Research funding cuts: What's at stake

From the time I was a kid, I was fascinated by the brain. Not because I wanted to be a scientist but because I wanted to understand myself.

I didn't talk until I was 5. For a long time, I was misdiagnosed by school psychologists who referred to my "condition" as verbally delayed (although the actual term they used was a lot less kind). It was confusing, isolating. I think I became interested in how the brain works because I wanted to know why I was different. I wanted to know what makes us who we are.

Image caption: Rick Huganir

In high school, I was obsessed with learning and memory. I knew early on that memory is identity. It creates us, defines our personalities, helps us make decisions, grow, and love.

So, for a high school science project, I ran an experiment. I trained goldfish to learn to swim to a target and then—in a rudimentary and definitely unrepeatable procedure— I extracted brain material from a "smart" goldfish and injected it into another fish to see if I could transfer the memory.

Spoiler: It didn't work.

But I was hooked. That experiment led me to chemistry, then neurochemistry, and eventually to decades of research studying how the brain changes chemically, structurally, and functionally when we learn. My students, postdoctoral fellows, and I have spent years identifying the molecules, genes, and proteins that are essential to learning and memory. We've worked on these molecules in cells in a dish as well as in mice and rats, animal models that have helped us expand our understanding of something so fundamental for brain function.

This basic science is often invisible, but it's the foundation of everything science eventually does to help people. It's slow. It's quiet. But it matters.

Then, in 2009 I read a paper that changed the trajectory of my career— and my life.

A gene I had been studying for years, SYNGAP1, which we showed was important in learning and memory in mice, turned up in a place I never expected: in a clinic. Doctors had found mutations in SYNGAP1 in several children that led to severe intellectual disability, autism, and epilepsy. And over time, with the publication of many additional clinical studies, it became clear that these mutations were not rare. SYNGAP1 mutations are now known to underlie 1% of all intellectual disability, affecting tens of thousands of children around the world.

I realized that something I had been studying in rats and mice for years was now key to understanding a devastating condition in children. My life's work had crossed a bridge—from the bench to the clinic.

So, we began to expand our focus. My lab launched a translational program—no longer just to understand learning and memory in theory but to cure SYNGAP1-related disorders.

I started meeting the families of the SYNGAP kids, the "SYNGAPians." The young children are beautiful. Playful. Many are diagnosed early, but as they grow, their language doesn't develop beyond a few words. Their behavior becomes harder to manage. I watch their parents—fierce, loving, exhausted. They carry an impossible weight every single day, hoping for an answer, an effective treatment.

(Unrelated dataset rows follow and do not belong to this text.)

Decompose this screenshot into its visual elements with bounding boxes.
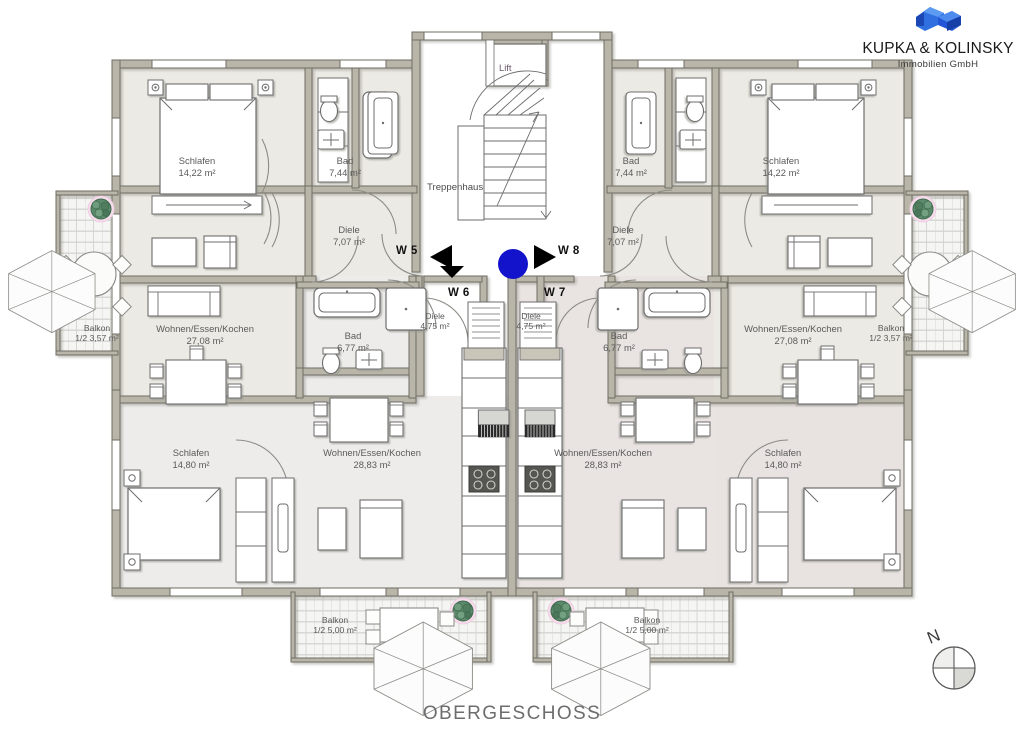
room-label-br-bad: Bad 6,77 m² <box>603 330 635 353</box>
room-label-tl-wohnen: Wohnen/Essen/Kochen 27,08 m² <box>156 323 254 346</box>
bathroom-top-right <box>625 91 707 155</box>
balcony-label-bottom-right: Balkon 1/2 5,00 m² <box>625 615 669 636</box>
room-label-tl-schlafen: Schlafen 14,22 m² <box>178 155 216 178</box>
stairwell-label: Treppenhaus <box>427 182 484 193</box>
company-subtitle: Immobilien GmbH <box>897 59 979 70</box>
room-label-br-diele: Diele 4,75 m² <box>516 311 546 332</box>
unit-badge-w6[interactable]: W 6 <box>448 287 470 299</box>
unit-badge-w7[interactable]: W 7 <box>544 287 566 299</box>
door-swings <box>235 138 789 493</box>
room-label-bl-wohnen: Wohnen/Essen/Kochen 28,83 m² <box>323 447 421 470</box>
furniture-bottom-left <box>123 397 404 583</box>
bathroom-top-left <box>317 91 399 159</box>
logo-mark <box>858 4 1018 38</box>
nav-arrow-left[interactable] <box>430 245 452 269</box>
balcony-bottom-right-furniture <box>547 597 659 716</box>
compass-rose: N <box>920 618 992 694</box>
balcony-right-furniture <box>892 195 1016 334</box>
balcony-left-furniture <box>8 195 132 334</box>
room-label-tl-bad: Bad 7,44 m² <box>329 155 361 178</box>
room-label-tr-bad: Bad 7,44 m² <box>615 155 647 178</box>
room-label-bl-diele: Diele 4,75 m² <box>420 311 450 332</box>
balcony-label-right: Balkon 1/2 3,57 m² <box>869 323 913 344</box>
furniture-top-right <box>675 77 877 405</box>
unit-badge-w5[interactable]: W 5 <box>396 245 418 257</box>
room-label-tr-schlafen: Schlafen 14,22 m² <box>762 155 800 178</box>
balcony-bottom-left-furniture <box>365 597 477 716</box>
lift-label: Lift <box>499 62 512 73</box>
nav-arrow-down[interactable] <box>440 266 464 278</box>
company-logo: KUPKA & KOLINSKY Immobilien GmbH <box>858 4 1018 70</box>
room-label-tr-diele: Diele 7,07 m² <box>607 224 639 247</box>
room-label-tr-wohnen: Wohnen/Essen/Kochen 27,08 m² <box>744 323 842 346</box>
kitchen-right <box>517 301 563 579</box>
position-marker-dot[interactable] <box>498 249 528 279</box>
blue-house-logo-icon <box>916 7 961 31</box>
compass-north-label: N <box>924 625 943 647</box>
unit-badge-w8[interactable]: W 8 <box>558 245 580 257</box>
balcony-label-bottom-left: Balkon 1/2 5,00 m² <box>313 615 357 636</box>
room-label-bl-bad: Bad 6,77 m² <box>337 330 369 353</box>
room-label-br-wohnen: Wohnen/Essen/Kochen 28,83 m² <box>554 447 652 470</box>
page-title: OBERGESCHOSS <box>422 703 602 724</box>
kitchen-left <box>461 301 510 579</box>
nav-arrow-right[interactable] <box>534 245 556 269</box>
room-label-br-schlafen: Schlafen 14,80 m² <box>764 447 802 470</box>
balcony-label-left: Balkon 1/2 3,57 m² <box>75 323 119 344</box>
room-label-bl-schlafen: Schlafen 14,80 m² <box>172 447 210 470</box>
furniture-bottom-right <box>620 397 901 583</box>
company-name: KUPKA & KOLINSKY <box>862 40 1014 57</box>
staircase <box>457 39 552 221</box>
room-label-tl-diele: Diele 7,07 m² <box>333 224 365 247</box>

For so long, these families had no explanation. Now they have a diagnosis—but no cure. Not yet.

But the truth is, we are close. Science has moved fast. Advances in genetic medicine now make it realistic to think about curing this disease. In the last few years, we and other labs around the world have developed tools that could correct the genetic mutation at the root of SYNGAP1 disorder. What was once science fiction is now science.

This should be a story of hope— of what humanity can do when we invest in each other.

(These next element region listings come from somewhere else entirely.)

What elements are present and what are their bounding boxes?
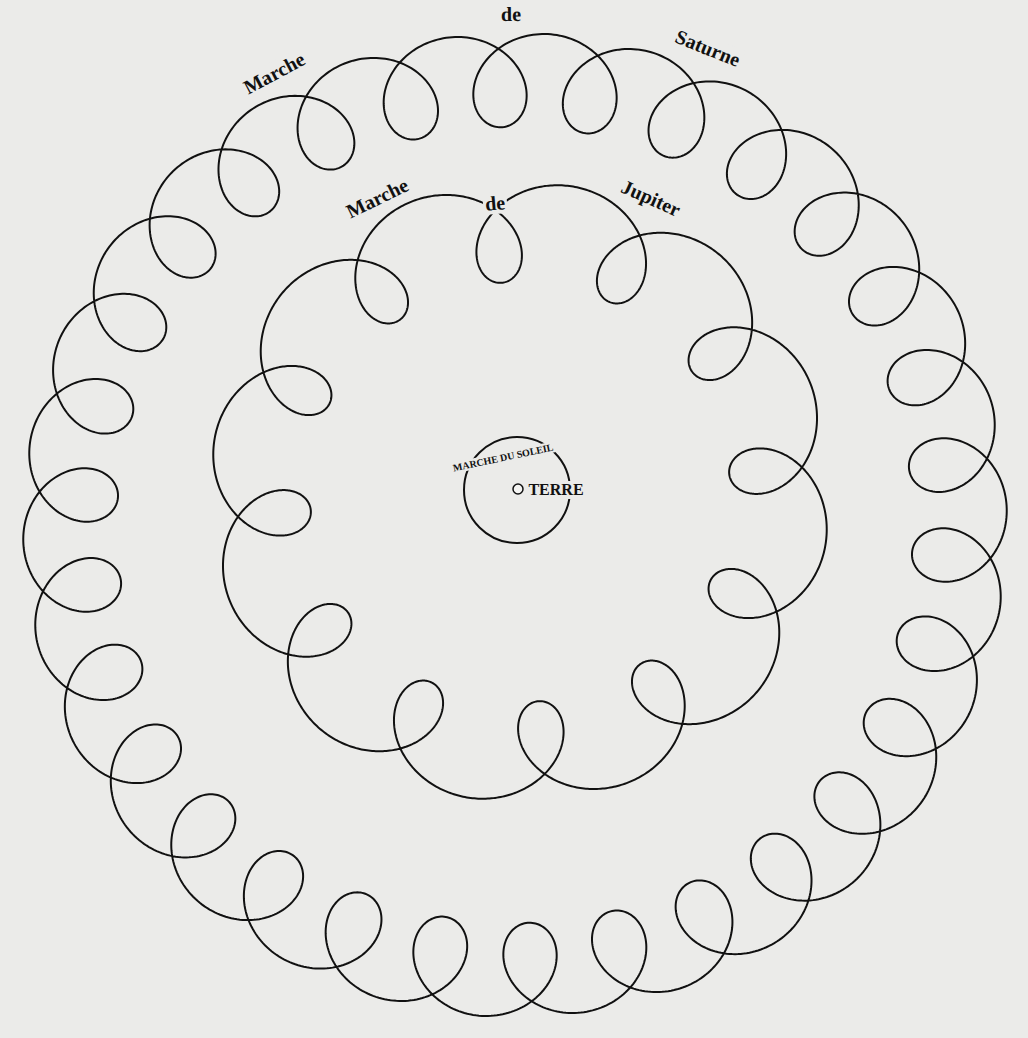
saturn-path [23, 34, 1006, 1016]
orbit-label: de [498, 3, 522, 25]
sun-path-label: MARCHE DU SOLEIL [450, 441, 556, 474]
orbit-label: Marche [340, 173, 413, 224]
jupiter-path [213, 185, 826, 798]
orbit-label: de [482, 191, 508, 215]
earth-label: TERRE [526, 481, 585, 499]
orbit-label: Jupiter [616, 174, 685, 221]
orbit-label: Saturne [670, 25, 745, 72]
earth-dot [513, 484, 523, 494]
orbit-label: Marche [238, 47, 310, 99]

But instead, it's become a story of uncertainty.

Just as we are approaching success, federal funding for this work is vanishing. Under the new administration, the National Institutes of Health, which for more than 75 years has supported scientists who are pursuing research deemed to be in our national interest, is pulling back. Budgets are being slashed. Labs like mine, working toward treatments that could transform thousands of lives, are forced to shut down projects, turn away talent, and walk away from cures within reach.

It's not abstract. It's not academic. This is real. This is happening now. And it is crushing.

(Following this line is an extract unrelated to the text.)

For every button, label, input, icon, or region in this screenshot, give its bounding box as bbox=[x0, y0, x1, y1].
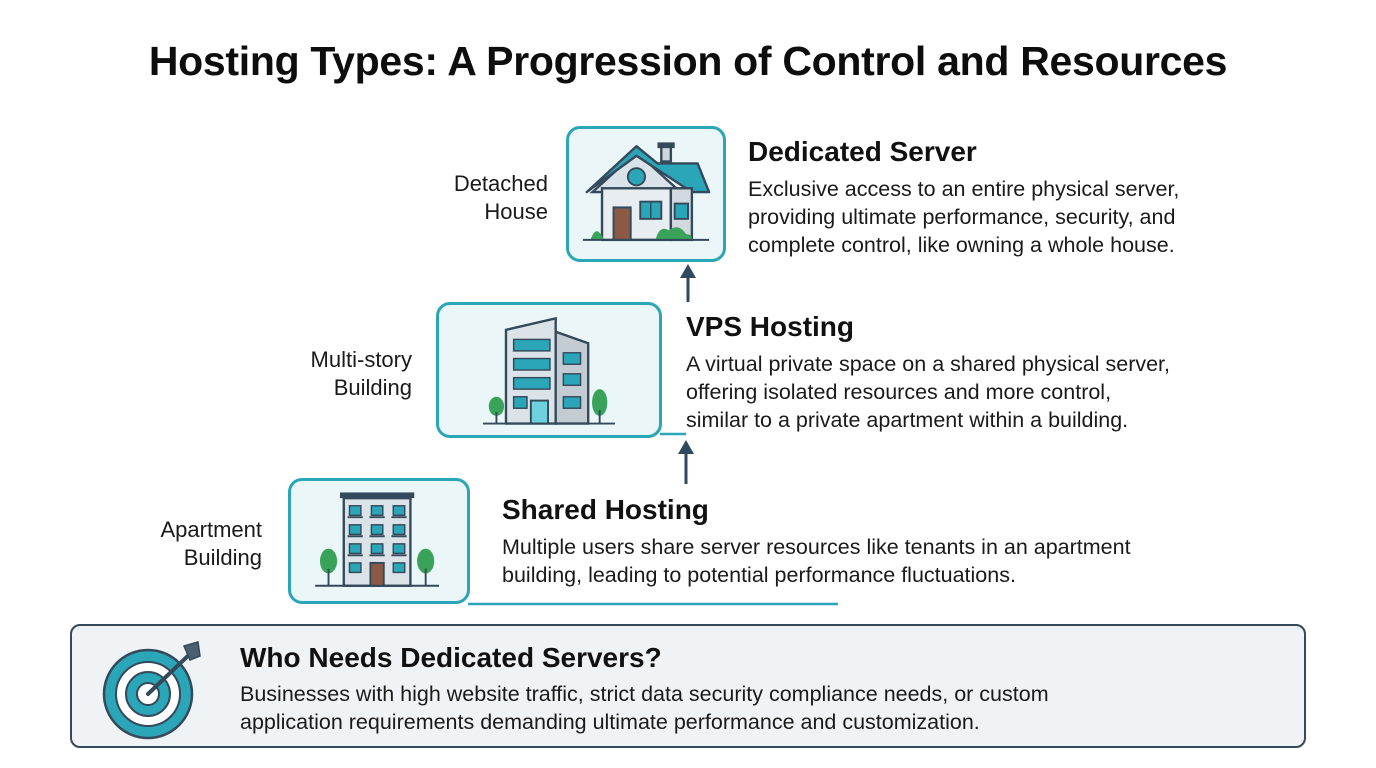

I think often about those children and their parents. I think about my younger self, the boy who didn't speak, who might've been written off. What would've happened if someone hadn't believed in his potential?

That's the power of science. It's not about facts and experiments. It's about making people's lives better.

We pay for what we value.

If we let this work disappear, we are not just losing research—we are turning our backs on families who have already waited too long. We are erasing decades of effort and the hope of a generation.

I still believe in what science can do. I have seen it change lives.

Now we need the courage and the will to fight to finish what we started.